(319d) Investigating the Interfacial and Metabolic Properties of Bacteria at Hexadecane-Water Interfaces

Hydrocarbonoclastic bacteria interact with oil-water interfaces in a manner that continues to be unveiled. To degrade hydrocarbons, cells must overcome the challenges of the energies existing at the oil-water interface. The cells become trapped between the two fluid phases that exert interfacial tensions and shear stresses on the cells. We hypothesize that cells develop a protective interfacial layer owing to their ability to metabolize one of the phases. We anticipate that primary oil-eating microbes would exhibit improved intrinsic properties enabling them to withstand the interfacial stress compared to non-indigenous species.

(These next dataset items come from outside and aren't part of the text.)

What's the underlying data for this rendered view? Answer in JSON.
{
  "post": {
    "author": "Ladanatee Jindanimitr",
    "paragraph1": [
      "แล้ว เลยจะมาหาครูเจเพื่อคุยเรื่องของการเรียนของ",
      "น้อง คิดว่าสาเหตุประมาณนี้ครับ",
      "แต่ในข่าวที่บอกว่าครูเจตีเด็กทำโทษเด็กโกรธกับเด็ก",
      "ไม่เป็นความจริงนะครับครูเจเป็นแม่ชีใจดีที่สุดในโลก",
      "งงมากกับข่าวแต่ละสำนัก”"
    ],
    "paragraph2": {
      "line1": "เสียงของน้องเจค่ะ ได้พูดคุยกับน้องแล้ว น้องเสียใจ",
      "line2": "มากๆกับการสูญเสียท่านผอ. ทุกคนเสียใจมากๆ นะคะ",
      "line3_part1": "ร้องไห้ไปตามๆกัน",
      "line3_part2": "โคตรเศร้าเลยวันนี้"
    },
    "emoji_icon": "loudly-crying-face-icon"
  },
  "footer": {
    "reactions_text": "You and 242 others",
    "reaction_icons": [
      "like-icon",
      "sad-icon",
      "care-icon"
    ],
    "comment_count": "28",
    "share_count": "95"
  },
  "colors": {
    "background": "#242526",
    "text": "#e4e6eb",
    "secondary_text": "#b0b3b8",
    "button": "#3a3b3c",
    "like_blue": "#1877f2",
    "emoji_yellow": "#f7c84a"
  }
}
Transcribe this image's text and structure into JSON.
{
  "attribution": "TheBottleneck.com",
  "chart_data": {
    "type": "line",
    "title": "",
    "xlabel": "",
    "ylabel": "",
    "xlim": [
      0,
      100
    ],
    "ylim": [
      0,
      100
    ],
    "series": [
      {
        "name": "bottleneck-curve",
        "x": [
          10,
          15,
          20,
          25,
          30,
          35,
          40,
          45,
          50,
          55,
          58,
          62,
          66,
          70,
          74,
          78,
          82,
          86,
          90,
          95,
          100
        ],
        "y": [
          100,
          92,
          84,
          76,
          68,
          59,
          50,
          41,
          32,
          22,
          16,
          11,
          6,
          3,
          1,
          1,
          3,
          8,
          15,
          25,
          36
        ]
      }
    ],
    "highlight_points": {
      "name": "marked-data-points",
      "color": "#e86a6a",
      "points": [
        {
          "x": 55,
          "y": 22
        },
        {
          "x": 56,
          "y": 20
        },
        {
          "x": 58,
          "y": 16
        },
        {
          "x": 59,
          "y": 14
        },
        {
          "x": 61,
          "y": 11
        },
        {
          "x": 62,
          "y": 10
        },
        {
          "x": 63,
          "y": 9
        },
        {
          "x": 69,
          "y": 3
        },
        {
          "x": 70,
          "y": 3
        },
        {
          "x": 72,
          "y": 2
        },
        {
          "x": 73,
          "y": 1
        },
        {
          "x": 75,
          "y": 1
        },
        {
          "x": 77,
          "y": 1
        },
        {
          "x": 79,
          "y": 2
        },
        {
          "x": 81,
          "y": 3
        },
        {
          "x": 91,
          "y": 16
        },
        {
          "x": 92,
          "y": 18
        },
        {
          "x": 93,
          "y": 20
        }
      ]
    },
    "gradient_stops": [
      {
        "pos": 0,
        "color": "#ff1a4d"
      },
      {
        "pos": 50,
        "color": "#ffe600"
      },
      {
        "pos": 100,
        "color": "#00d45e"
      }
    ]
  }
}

Here, we examine the interfacial behavior of Alcanivorax borkumensis, a primary oil-eating marine isolate. Using pendant drop elastometry, we characterize the mechanical properties of films of bacteria at the hexadecane-water interfaces (FBI) to understand how cells alter the physicochemical properties of the interfaces. Our results demonstrate that A. borkumensis develops a film with viscoelastic properties characterized by frequency dependent storage and loss moduli. We further characterize the interfacial dynamics of A. borkumensis under chemical stress to comprehend how cell activity affects the mechanical properties of FBI. Our results demonstrate that cells responding to chemical stress exhibit increased tendencies to alter the interface with time. Furthermore, we correlate data in the pendant drop mode to flat interfaces with particle tracking and microrheology techniques. This two-system approach elucidates the biological implications interfacial bacterial films in a manner relevant to bioremediation.